Source apportionment of secondary organic aerosol during a severe photochemical smog episode

The UCD/CIT air quality model was modified to predict source contributions to secondary organic aerosol (SOA) by expanding the Caltech Atmospheric Chemistry Mechanism to separately track source apportionment information through the chemical reaction system as precursor species react to form condensable products. The model was used to predict source contributions to SOA in Los Angeles from catalyst-equipped gasoline vehicles, non-catalyst equipped gasoline vehicles, diesel vehicles, combustion of high sulfur fuel, other anthropogenic sources, biogenic sources, and initial/boundary conditions during the severe photochemical smog episode that occurred on 9 September 1993. Gasoline engines (catalyst+non-catalyst equipped) were found to be the single-largest anthropogenic source of SOA averaged over the entire model domain.

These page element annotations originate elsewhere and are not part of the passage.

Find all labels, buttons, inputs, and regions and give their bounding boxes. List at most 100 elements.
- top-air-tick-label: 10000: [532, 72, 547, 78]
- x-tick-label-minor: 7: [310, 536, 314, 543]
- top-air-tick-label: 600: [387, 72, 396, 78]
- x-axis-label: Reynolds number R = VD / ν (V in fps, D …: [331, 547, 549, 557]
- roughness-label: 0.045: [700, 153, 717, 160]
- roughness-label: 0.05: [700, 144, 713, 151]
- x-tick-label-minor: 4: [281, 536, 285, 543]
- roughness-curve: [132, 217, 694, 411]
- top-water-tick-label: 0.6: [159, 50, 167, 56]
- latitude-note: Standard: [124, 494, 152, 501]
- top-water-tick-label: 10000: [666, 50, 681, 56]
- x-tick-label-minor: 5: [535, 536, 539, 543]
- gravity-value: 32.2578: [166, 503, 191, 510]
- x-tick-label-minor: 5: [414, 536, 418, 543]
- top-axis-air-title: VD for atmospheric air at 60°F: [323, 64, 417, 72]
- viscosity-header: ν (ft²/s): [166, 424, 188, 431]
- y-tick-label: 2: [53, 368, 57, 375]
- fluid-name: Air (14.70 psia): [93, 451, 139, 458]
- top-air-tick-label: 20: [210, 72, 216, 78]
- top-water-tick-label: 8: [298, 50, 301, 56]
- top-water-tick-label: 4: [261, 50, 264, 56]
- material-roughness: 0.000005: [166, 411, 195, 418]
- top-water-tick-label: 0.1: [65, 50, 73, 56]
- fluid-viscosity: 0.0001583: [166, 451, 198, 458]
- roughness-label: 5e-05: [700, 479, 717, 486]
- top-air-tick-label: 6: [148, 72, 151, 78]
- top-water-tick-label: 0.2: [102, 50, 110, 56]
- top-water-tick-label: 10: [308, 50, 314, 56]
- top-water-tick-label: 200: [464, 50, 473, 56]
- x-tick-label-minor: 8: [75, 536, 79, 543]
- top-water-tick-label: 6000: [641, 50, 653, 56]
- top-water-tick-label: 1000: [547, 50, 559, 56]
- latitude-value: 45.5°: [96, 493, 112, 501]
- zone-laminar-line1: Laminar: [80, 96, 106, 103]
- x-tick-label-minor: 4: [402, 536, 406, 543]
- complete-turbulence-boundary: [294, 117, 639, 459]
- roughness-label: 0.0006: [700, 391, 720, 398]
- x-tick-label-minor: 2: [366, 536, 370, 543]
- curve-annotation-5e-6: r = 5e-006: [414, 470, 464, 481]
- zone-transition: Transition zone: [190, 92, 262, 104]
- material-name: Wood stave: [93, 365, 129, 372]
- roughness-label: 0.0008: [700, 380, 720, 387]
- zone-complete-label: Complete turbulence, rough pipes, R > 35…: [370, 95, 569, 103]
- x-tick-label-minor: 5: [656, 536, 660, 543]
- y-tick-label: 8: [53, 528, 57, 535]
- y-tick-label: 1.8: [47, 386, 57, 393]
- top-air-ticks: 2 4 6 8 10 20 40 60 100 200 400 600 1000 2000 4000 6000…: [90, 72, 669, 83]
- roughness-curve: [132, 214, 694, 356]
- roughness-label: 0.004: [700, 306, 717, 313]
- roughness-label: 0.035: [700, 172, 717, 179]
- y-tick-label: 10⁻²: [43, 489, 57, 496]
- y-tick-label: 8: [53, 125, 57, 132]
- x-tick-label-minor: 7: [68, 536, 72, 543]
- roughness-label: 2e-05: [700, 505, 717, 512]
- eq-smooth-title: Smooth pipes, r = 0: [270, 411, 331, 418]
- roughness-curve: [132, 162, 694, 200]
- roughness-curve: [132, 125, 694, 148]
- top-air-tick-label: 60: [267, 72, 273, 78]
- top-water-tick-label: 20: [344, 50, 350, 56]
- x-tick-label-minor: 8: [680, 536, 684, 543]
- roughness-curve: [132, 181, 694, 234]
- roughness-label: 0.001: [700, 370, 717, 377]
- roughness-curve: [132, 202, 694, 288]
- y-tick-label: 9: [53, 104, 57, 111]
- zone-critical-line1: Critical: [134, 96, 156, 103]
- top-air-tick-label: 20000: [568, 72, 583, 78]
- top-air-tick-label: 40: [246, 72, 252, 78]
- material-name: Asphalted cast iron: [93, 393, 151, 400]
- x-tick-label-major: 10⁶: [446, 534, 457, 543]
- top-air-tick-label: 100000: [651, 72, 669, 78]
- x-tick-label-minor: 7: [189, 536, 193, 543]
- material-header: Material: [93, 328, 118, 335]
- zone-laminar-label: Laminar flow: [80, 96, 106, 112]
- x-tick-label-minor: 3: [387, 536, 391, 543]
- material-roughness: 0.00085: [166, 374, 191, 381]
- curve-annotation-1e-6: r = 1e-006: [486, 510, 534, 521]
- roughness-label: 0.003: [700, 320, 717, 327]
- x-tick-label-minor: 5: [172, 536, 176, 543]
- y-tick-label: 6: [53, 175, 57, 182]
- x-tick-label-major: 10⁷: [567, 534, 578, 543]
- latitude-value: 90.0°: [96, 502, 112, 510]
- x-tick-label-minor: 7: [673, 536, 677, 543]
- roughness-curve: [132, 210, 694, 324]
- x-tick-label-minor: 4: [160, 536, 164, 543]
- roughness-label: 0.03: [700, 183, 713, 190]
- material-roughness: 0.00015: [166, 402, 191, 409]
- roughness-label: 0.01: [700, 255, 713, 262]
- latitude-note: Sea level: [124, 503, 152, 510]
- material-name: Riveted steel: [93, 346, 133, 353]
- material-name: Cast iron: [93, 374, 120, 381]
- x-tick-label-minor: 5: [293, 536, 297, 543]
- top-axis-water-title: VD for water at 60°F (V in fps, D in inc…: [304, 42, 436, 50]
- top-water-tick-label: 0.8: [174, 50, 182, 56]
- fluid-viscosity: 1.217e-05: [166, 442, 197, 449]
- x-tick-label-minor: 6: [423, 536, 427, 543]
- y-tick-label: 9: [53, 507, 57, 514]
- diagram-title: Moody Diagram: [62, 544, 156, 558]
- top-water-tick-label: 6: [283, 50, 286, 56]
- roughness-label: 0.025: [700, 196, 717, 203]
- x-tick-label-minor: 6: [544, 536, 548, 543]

The region-wide 24-h average concentration of SOA produced by gasoline engines was predicted to be 0.34 μg m−3 with a maximum 24-h average concentration of 1.81 μg m−3 downwind of central Los Angeles. The region-wide 24-h average concentration of SOA produced by diesel engines was predicted to be 0.02 μg m−3, with a maximum 24-h average concentration of 0.12 μg m−3 downwind of central Los Angeles. Biogenic sources are predicted to produce a region-wide 24-h average SOA value of 0.16 μg m−3, with a maximum 24-h average concentration of 1.37 μg m−3 in the less-heavily populated regions at the northern and southern edges of the air basin (close to the biogenic emissions sources). SOA concentrations associated with anthropogenic sources were weakly diurnal, with slightly lower concentrations during the day as mixing depth increased. SOA concentrations associated with biogenic sources were strongly diurnal, with higher concentrations of aqueous biogenic SOA at night when relative humidity (RH) peaked and little biogenic SOA formation during the day when RH decreased.